Tacotron architecture

The Tacotron is [[text-to-speech synthesis (TTS)]] system that takes characters as input and outputs a linear spectrogram that uses the Griffin-Lim algorithm to generate the speech waveform.
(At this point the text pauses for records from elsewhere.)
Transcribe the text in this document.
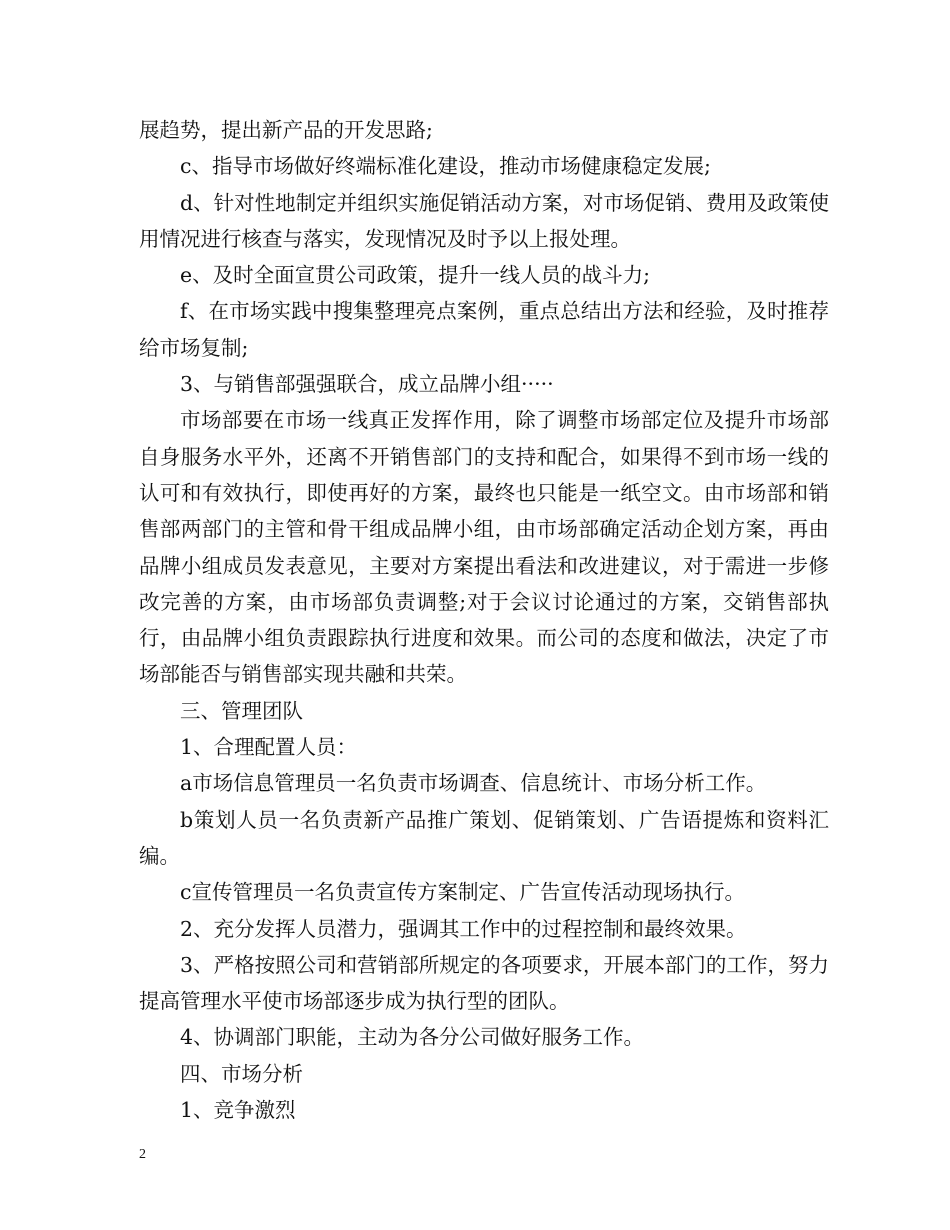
展趋势，提出新产品的开发思路;

c、指导市场做好终端标准化建设，推动市场健康稳定发展;

d、针对性地制定并组织实施促销活动方案，对市场促销、费用及政策使用情况进行核查与落实，发现情况及时予以上报处理。

e、及时全面宣贯公司政策，提升一线人员的战斗力;

f、在市场实践中搜集整理亮点案例，重点总结出方法和经验，及时推荐给市场复制;

3、与销售部强强联合，成立品牌小组·····

市场部要在市场一线真正发挥作用，除了调整市场部定位及提升市场部自身服务水平外，还离不开销售部门的支持和配合，如果得不到市场一线的认可和有效执行，即使再好的方案，最终也只能是一纸空文。由市场部和销售部两部门的主管和骨干组成品牌小组，由市场部确定活动企划方案，再由品牌小组成员发表意见，主要对方案提出看法和改进建议，对于需进一步修改完善的方案，由市场部负责调整;对于会议讨论通过的方案，交销售部执行，由品牌小组负责跟踪执行进度和效果。而公司的态度和做法，决定了市场部能否与销售部实现共融和共荣。

三、管理团队

1、合理配置人员：

a市场信息管理员一名负责市场调查、信息统计、市场分析工作。

b策划人员一名负责新产品推广策划、促销策划、广告语提炼和资料汇编。

c宣传管理员一名负责宣传方案制定、广告宣传活动现场执行。

2、充分发挥人员潜力，强调其工作中的过程控制和最终效果。

3、严格按照公司和营销部所规定的各项要求，开展本部门的工作，努力提高管理水平使市场部逐步成为执行型的团队。

4、协调部门职能，主动为各分公司做好服务工作。

四、市场分析

1、竞争激烈

2
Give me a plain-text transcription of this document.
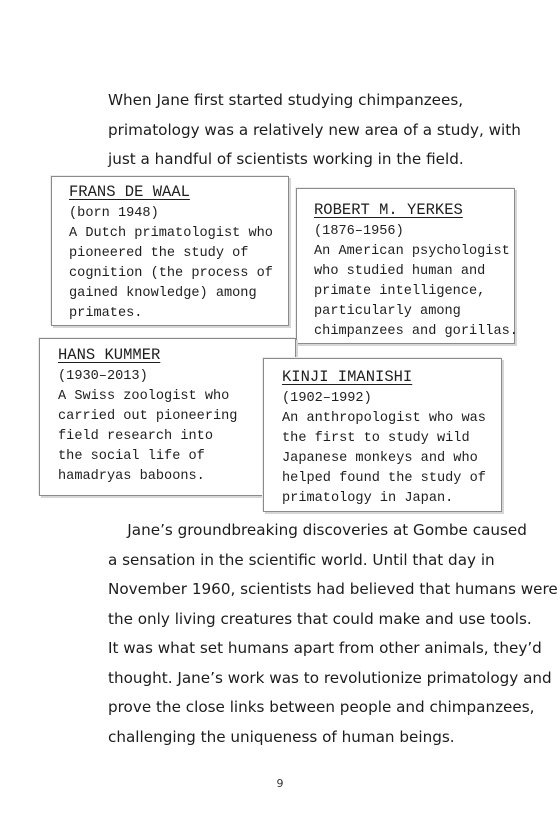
When Jane first started studying chimpanzees,
primatology was a relatively new area of a study, with
just a handful of scientists working in the field.
FRANS DE WAAL
(born 1948)
A Dutch primatologist who
pioneered the study of
cognition (the process of
gained knowledge) among
primates.
ROBERT M. YERKES
(1876–1956)
An American psychologist
who studied human and
primate intelligence,
particularly among
chimpanzees and gorillas.
HANS KUMMER
(1930–2013)
A Swiss zoologist who
carried out pioneering
field research into
the social life of
hamadryas baboons.
KINJI IMANISHI
(1902–1992)
An anthropologist who was
the first to study wild
Japanese monkeys and who
helped found the study of
primatology in Japan.
Jane’s groundbreaking discoveries at Gombe caused
a sensation in the scientific world. Until that day in
November 1960, scientists had believed that humans were
the only living creatures that could make and use tools.
It was what set humans apart from other animals, they’d
thought. Jane’s work was to revolutionize primatology and
prove the close links between people and chimpanzees,
challenging the uniqueness of human beings.
9
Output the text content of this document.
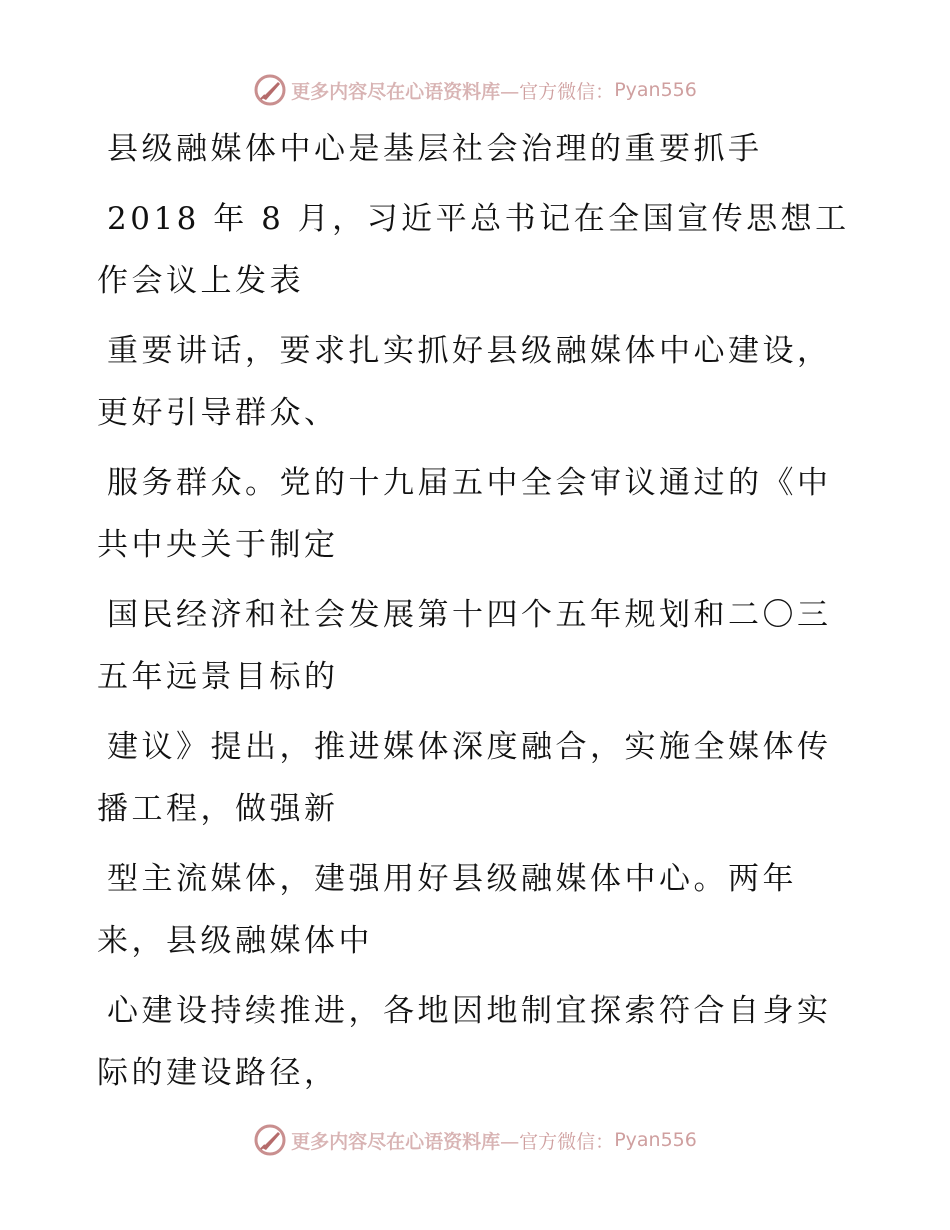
更多内容尽在心语资料库 —官方微信： Pyan556

县级融媒体中心是基层社会治理的重要抓手

2018 年 8 月，习近平总书记在全国宣传思想工
作会议上发表

重要讲话，要求扎实抓好县级融媒体中心建设，
更好引导群众、

服务群众。党的十九届五中全会审议通过的《中
共中央关于制定

国民经济和社会发展第十四个五年规划和二〇三
五年远景目标的

建议》提出，推进媒体深度融合，实施全媒体传
播工程，做强新

型主流媒体，建强用好县级融媒体中心。两年
来，县级融媒体中

心建设持续推进，各地因地制宜探索符合自身实
际的建设路径，

更多内容尽在心语资料库 —官方微信： Pyan556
The backbone of Tacotron is an encoder-decoder model with attention. ![[tacotron-wang-2017.png]] [Wang et al 2017](https://arxiv.org/abs/1703.10135) The encoder takes a sequence of characters and produces a hidden representation ($\mathbf{h}_{j}$) of the letter sequence ($\mathbf{x}_{j}$). $ \{\mathbf{h}_{j}\}_{j=1}^{L} = \text{Encoder}(\{\mathbf{x}_{j}\}_{j=1}^{L}) $ On the right side the attention RNNs takes the last frames ($\mathbf{y}_{i-1}$) to generate the output of the encoder ($\mathbf{s}_{i}$) $ \mathbf{s}_{i} = \text{RNN}_{Att}(\mathbf{s}_{i-1}, \mathbf{c}_{i-1}, \mathbf{y}_{i-1}) $ where $\mathbf{c}_{i}$ is the output of the attention block $ \mathbf{c}_{i} = \sum_{j} \alpha_{i,j} \mathbf{h}_{j} $ and $ \mathbf{\alpha}_{i} = \text{Attention}(\mathbf{s}_{i, \dots}) $ The output of decoder RNNs $\mathbf{d}_{i}$: $ \mathbf{d}_{i} = \text{RNN}_{Dec} (\mathbf{d}_{i-1},\mathbf{c}_{i}, \mathbf{s}_{i}) $ is used to compute the output frame $ \mathbf{y}_{i} = f_{0}(\mathbf{d}_{i}) $ ![[alex-barron-tacotron.png]] [Alex Barron 2022](http://web.stanford.edu/class/cs224s/lectures/224s.22.lec16.pdf) The [[CBHG]] block (Convolutional filters Bank, Highway network, bidirectional GRU RNNs) is a module to extract representations from sequences inspired from work in machine translation. This version of Tacotron is commonly referred to as _Tacotron 1_ and was later extended to the [[Tacotron2 architecture]] that uses mel-spectrograms and WaveNet vocoder. ## Reference Wang, Yuxuan, R.J. Skerry-Ryan, Daisy Stanton, Yonghui Wu, Ron J. Weiss, Navdeep Jaitly, Zongheng Yang, et al. ‘Tacotron: Towards End-to-End Speech Synthesis’. In _Interspeech 2017_, 4006–10. ISCA, 2017. [https://doi.org/10.21437/Interspeech.2017-1452](https://doi.org/10.21437/Interspeech.2017-1452).